Ireland badly needs fresh thinking on its place in Europe

Conference highlights need to address wider issues obscured by preoccupation with Brexit

A gadfly is a term for a person who annoys or criticises others in order to provoke them into action. Such people are needed. Especially when public policy is consensual, criticism is limited and alternative views become taboo.

Ireland's European policies after Brexit badly need more detailed examination and debate than they get during the current necessary preoccupation with Brexit. That crisis is accompanied by very high approval ratings in polls of Irish EU membership, stimulated by solidarity over the Northern Ireland Border. It draws on the older nationalist impulse to diminish dependence on Britain by linking up with Europe.

All the more reason to welcome gadfly comments which open up neglected issues about Irish EU policies at yesterday’s conference of the Irish Association for Contemporary European Studies. Entitled “After Brexit, what next?” it raised them within an engaged perspective on EU membership, yet open to policy criticism.

Our monoglot practice and failure to develop multilingualism at primary and secondary levels is bound to affect future EU participation, according to Joachim Fischer from the University of Limerick

Eoin Drea from the centre right Wilfried Martens think tank in Brussels lamented the failure to articulate a vision of Irish policy reflecting his own priorities. Ireland is seen as an exemplar of an Anglo-American socio-economic model in Brussels; but it is caught between the neoliberal northern European Hanseatic model and the deeper fiscal one of southern states led by France – which does it prefer?


Likewise, he outlined the benefits his child receives from public social care services where he lives in Belgium; but he got nowhere when he tried to insert a publicly funded social care system in a Fine Gael policy group. There is little political or media awareness or debate here about how much of an outlier Ireland is on social care in Europe, where most such services are provided at local level from local taxation. Our weak local government powers combine with privatised US-style welfare and health arrangements to make the issue invisible. This is despite evidence from polling and the recent Citizens’ Assembly on equality that most citizens would prefer publicly provided care.

Drea’s comments were taken up by Seán Healy of Social Justice Ireland who pointed out how low the overall tax take is here compared with other EU states. He criticised media for their reactive and limiting coverage of the corporate tax issue – there were very few voices reflecting demands for a higher rate than 15 per cent to fund international public goods, but rather a deference to US corporations.

Drea saw similar questions at play on data protection and regulation, where Ireland’s is seen as an Atlanticist outlier. A possible future bridge-building role with the US demands greater input to EU policymaking. Likewise with languages, where our monoglot practice and failure to develop multilingualism at primary and secondary levels is bound to affect future EU participation by elites and citizens alike, according to Joachim Fischer from the University of Limerick.

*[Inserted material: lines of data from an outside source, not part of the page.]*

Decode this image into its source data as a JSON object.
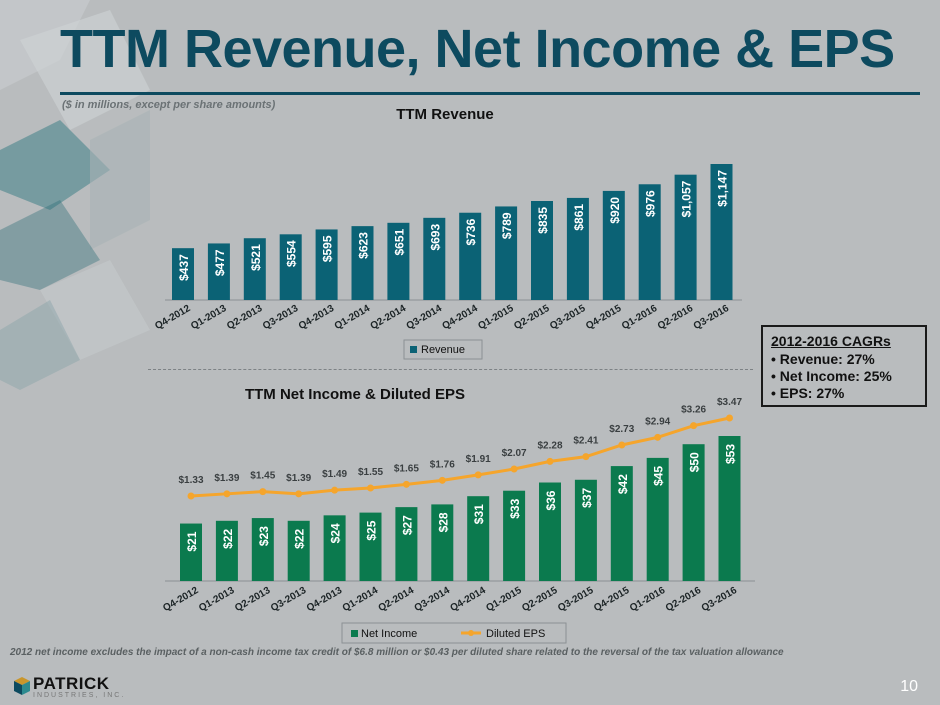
{
  "slide": {
    "title": "TTM Revenue, Net Income & EPS",
    "subtitle": "($ in millions, except per share amounts)",
    "footnote": "2012 net income excludes the impact of a non-cash income tax credit of $6.8 million or $0.43 per diluted share related to the reversal of the tax valuation allowance",
    "page_number": "10",
    "logo_text": "PATRICK",
    "logo_subtext": "INDUSTRIES, INC."
  },
  "cagr_box": {
    "heading": "2012-2016 CAGRs",
    "items": [
      "• Revenue: 27%",
      "• Net Income: 25%",
      "• EPS: 27%"
    ]
  },
  "colors": {
    "title": "#0d4a5f",
    "revenue_bar": "#0b6275",
    "net_income_bar": "#0b7a4e",
    "eps_line": "#f5a52c",
    "background": "#b9bcbe"
  },
  "chart_data": [
    {
      "type": "bar",
      "title": "TTM Revenue",
      "categories": [
        "Q4-2012",
        "Q1-2013",
        "Q2-2013",
        "Q3-2013",
        "Q4-2013",
        "Q1-2014",
        "Q2-2014",
        "Q3-2014",
        "Q4-2014",
        "Q1-2015",
        "Q2-2015",
        "Q3-2015",
        "Q4-2015",
        "Q1-2016",
        "Q2-2016",
        "Q3-2016"
      ],
      "series": [
        {
          "name": "Revenue",
          "values": [
            437,
            477,
            521,
            554,
            595,
            623,
            651,
            693,
            736,
            789,
            835,
            861,
            920,
            976,
            1057,
            1147
          ],
          "labels": [
            "$437",
            "$477",
            "$521",
            "$554",
            "$595",
            "$623",
            "$651",
            "$693",
            "$736",
            "$789",
            "$835",
            "$861",
            "$920",
            "$976",
            "$1,057",
            "$1,147"
          ]
        }
      ],
      "legend": "bottom"
    },
    {
      "type": "bar",
      "title": "TTM Net Income & Diluted EPS",
      "categories": [
        "Q4-2012",
        "Q1-2013",
        "Q2-2013",
        "Q3-2013",
        "Q4-2013",
        "Q1-2014",
        "Q2-2014",
        "Q3-2014",
        "Q4-2014",
        "Q1-2015",
        "Q2-2015",
        "Q3-2015",
        "Q4-2015",
        "Q1-2016",
        "Q2-2016",
        "Q3-2016"
      ],
      "series": [
        {
          "name": "Net Income",
          "type": "bar",
          "values": [
            21,
            22,
            23,
            22,
            24,
            25,
            27,
            28,
            31,
            33,
            36,
            37,
            42,
            45,
            50,
            53
          ],
          "labels": [
            "$21",
            "$22",
            "$23",
            "$22",
            "$24",
            "$25",
            "$27",
            "$28",
            "$31",
            "$33",
            "$36",
            "$37",
            "$42",
            "$45",
            "$50",
            "$53"
          ]
        },
        {
          "name": "Diluted EPS",
          "type": "line",
          "values": [
            1.33,
            1.39,
            1.45,
            1.39,
            1.49,
            1.55,
            1.65,
            1.76,
            1.91,
            2.07,
            2.28,
            2.41,
            2.73,
            2.94,
            3.26,
            3.47
          ],
          "labels": [
            "$1.33",
            "$1.39",
            "$1.45",
            "$1.39",
            "$1.49",
            "$1.55",
            "$1.65",
            "$1.76",
            "$1.91",
            "$2.07",
            "$2.28",
            "$2.41",
            "$2.73",
            "$2.94",
            "$3.26",
            "$3.47"
          ]
        }
      ],
      "legend": "bottom"
    }
  ]
}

If we want to engage with Europe we need to respond positively there, including through their languages, and not glibly elide that into “global” initiatives: Germany is not the same as Singapore in this respect.

Viviane Gravey of Queen’s University Belfast said Ireland is currently being sued by the European Commission on 13 climate policy issues, raising questions about how public rhetoric relates to the actual implementation of EU policy. Ireland is at the high end of world carbon emitters because of our relentless consumerism, relative wealth and agricultural practices. The incompatibility of indefinite capitalist growth and climate survival is rarely posed.

In the field of Irish military and defence policy Ben Tonra of UCD is a long-standing gadfly on Irish neutrality. It is amoral, often immoral and hypocritical, he said, and Nato membership is quite compatible with Irish values and interests. Responding, Charlie Flanagan, former minister and now chair of the Oireachtas committee on foreign affairs, said there is no public support for joining Nato, though he thinks the subject needs much more engaged debate.

Flanagan had in mind, perhaps, another stream of sovereigntist gadflies who showed in Ireland’s previous EU referendums how effective they can be in puncturing complacent policy certainties. If Brexit takes a nasty turn on the single market and the Irish Border they can find a fresh voice and appeal, inspired by British Euroscepticism.

In her keynote speech to the conference, Irish Times Europe correspondent Naomi O’Leary strongly emphasised how influential British framing of EU issues is here, seen as an Irish journalist in Brussels.

She is rightly worried that future EU policy shocks will find Irish policymakers ill-prepared for public surprise and dissent.